The Evolution Of The Components Of Ned Rig Over Time
The jig head, or Ned’s head, is an essential part of the component. A flat surface on Ned’s head allows the bait to stick up when pulled across the bottom at a 90-degree angle to the hook shaft. From there, there are a plethora of soft plastic options to choose from to go with Ned’s head.
Cutting a standard-size soft plastic stick bait, like the Strike King Ocho, in half and then using the tail end to complete the Ned rig was perhaps the most common thing to do in the initial periods of the Ned rig. This small thing proved to be a very effective tiny bait for catching fish. Because it doesn’t look like much, it appears to be a little bit of everything. Its size, after all, makes it so successful. It’s not a fearsome bait for bass but rather a simple morsel to scoop up from the bottom.

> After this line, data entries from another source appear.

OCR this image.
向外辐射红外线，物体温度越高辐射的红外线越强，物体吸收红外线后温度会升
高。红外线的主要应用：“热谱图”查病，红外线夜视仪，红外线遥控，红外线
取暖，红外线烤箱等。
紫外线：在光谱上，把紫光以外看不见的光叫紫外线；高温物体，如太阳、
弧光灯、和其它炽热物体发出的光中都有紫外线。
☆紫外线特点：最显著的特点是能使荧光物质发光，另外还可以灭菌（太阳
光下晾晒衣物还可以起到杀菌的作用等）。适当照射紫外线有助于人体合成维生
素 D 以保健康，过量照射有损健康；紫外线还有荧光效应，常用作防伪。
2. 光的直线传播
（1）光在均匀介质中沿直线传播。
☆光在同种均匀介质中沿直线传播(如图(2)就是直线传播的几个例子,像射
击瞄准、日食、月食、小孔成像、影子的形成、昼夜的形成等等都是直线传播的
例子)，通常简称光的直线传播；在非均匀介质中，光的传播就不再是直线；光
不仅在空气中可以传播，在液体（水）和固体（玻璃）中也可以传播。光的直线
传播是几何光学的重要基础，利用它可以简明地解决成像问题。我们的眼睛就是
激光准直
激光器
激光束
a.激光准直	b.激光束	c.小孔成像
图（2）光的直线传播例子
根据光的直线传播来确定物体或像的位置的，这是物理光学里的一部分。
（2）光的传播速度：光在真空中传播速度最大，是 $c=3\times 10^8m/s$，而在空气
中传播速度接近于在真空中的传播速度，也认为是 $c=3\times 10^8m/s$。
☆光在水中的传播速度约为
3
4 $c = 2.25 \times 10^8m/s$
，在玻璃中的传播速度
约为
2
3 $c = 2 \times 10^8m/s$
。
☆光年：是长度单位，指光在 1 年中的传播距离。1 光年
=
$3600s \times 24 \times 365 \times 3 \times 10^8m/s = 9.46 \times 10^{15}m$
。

The traditional Ned rig has an open hook, making it the polar opposite of weedless. Interestingly, the bait still manages to get through stones and other small covers with ease. The structure of the bait’s head and the hook’s orientation is up and away from the cover. However, to get a little deeper into the covers, companies now offer Ned tops with weed guards, which allows you to fish deeper and provides heavier coverage.
Ned Rig As The Victor In Bass Fishing
A Ned rig is highly adaptable and used all year long. The Ned rig is a simple bait; its presentation at the core. It is the most effective fish catcher to date. The Ned rig outscored its competition by three bites to one in a head-to-head rivalry game with a shaky head. For a Ned rig, spinning gear is the best option. That’s not to say you can’t use one on a bait caster, especially some of the newer, larger models.

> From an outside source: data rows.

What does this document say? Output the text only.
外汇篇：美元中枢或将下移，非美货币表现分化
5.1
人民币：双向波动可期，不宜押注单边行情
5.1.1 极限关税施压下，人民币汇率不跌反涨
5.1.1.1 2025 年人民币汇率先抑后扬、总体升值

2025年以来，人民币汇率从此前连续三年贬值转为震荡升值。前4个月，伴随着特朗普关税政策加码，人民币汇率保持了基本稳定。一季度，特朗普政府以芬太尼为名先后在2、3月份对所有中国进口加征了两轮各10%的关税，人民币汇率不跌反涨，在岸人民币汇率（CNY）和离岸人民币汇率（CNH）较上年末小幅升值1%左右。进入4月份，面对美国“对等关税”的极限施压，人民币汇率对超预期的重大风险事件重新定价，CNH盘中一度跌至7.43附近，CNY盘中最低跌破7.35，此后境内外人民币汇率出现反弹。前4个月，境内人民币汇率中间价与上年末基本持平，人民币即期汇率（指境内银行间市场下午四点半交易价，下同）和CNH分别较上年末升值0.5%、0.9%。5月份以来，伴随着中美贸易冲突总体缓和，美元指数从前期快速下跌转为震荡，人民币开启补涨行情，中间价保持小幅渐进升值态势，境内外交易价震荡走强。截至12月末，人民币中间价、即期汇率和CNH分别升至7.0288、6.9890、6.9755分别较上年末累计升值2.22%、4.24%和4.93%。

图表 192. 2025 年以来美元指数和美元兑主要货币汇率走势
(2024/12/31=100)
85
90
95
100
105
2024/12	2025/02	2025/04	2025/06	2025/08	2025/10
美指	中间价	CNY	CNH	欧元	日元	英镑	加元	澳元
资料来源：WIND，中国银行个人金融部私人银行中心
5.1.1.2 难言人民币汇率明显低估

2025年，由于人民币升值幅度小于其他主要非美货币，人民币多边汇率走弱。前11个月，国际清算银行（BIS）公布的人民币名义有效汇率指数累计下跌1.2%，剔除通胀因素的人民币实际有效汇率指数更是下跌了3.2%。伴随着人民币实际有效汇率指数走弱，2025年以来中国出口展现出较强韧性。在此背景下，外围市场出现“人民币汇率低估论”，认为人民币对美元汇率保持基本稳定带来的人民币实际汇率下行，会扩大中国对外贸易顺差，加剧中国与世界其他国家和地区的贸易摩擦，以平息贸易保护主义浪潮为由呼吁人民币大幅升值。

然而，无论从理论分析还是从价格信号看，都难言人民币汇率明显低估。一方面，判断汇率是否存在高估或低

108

A Ned rig is one of the simplest baits to use, generating bites by simply dragging them along the bottom. It makes it an excellent beginner’s bait. Its effectiveness, however, makes it indispensable for tournament anglers and other seasoned bass fishermen. With the numerous boats on the water these days, all anglers can benefit from a convenient bite getter like this.

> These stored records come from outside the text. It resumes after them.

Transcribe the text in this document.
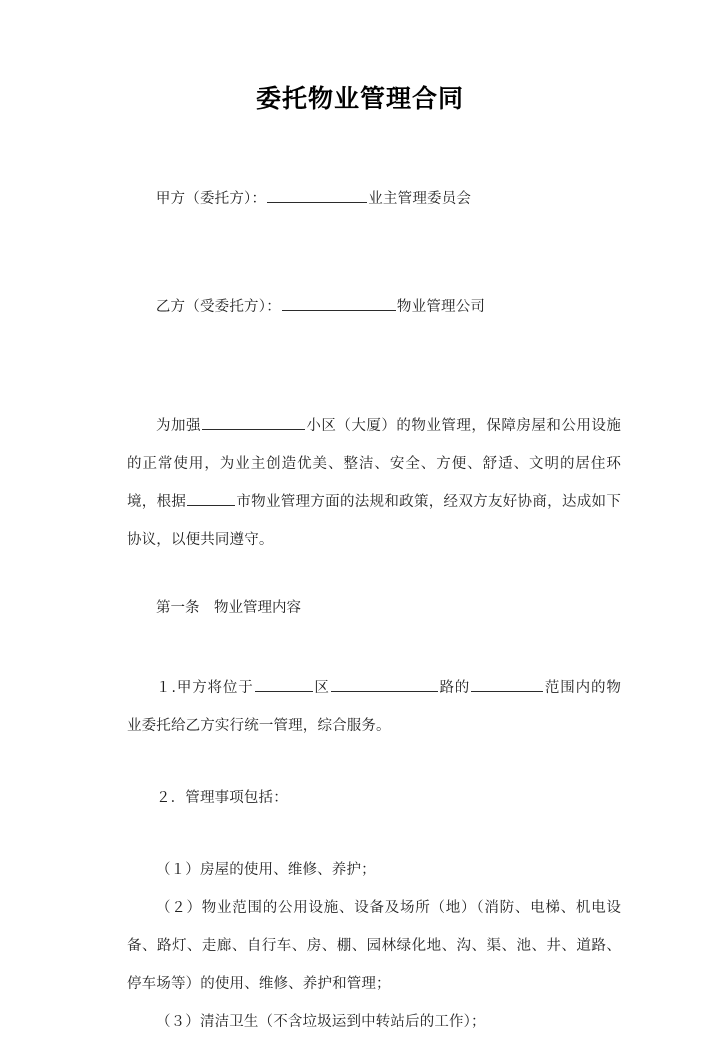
委托物业管理合同

甲方（委托方）：	业主管理委员会

乙方（受委托方）：	物业管理公司

为加强	小区（大厦）的物业管理，保障房屋和公用设施的正常使用，为业主创造优美、整洁、安全、方便、舒适、文明的居住环境，根据	市物业管理方面的法规和政策，经双方友好协商，达成如下协议，以便共同遵守。

第一条　物业管理内容

１.甲方将位于	区	路的	范围内的物业委托给乙方实行统一管理，综合服务。

２．管理事项包括：

（１）房屋的使用、维修、养护；

（２）物业范围的公用设施、设备及场所（地）（消防、电梯、机电设备、路灯、走廊、自行车、房、棚、园林绿化地、沟、渠、池、井、道路、停车场等）的使用、维修、养护和管理；

（３）清洁卫生（不含垃圾运到中转站后的工作）；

It’s crucial to choose the appropriate equipment. You’ll have most of what you need with a good spinning setup and a braid to a fluorocarbon leader. For your specific conditions, choose an open hook or weedless Ned head, and then pick your plastic. You can go old school and just cut a chunk off a regular size bait to make something work. You can also experiment with the dozens of soft plastics, specifically designed for a Ned rig that is now available. The possibilities are nearly endless, but one must stay prepared to get bitten while throwing a Ned rig.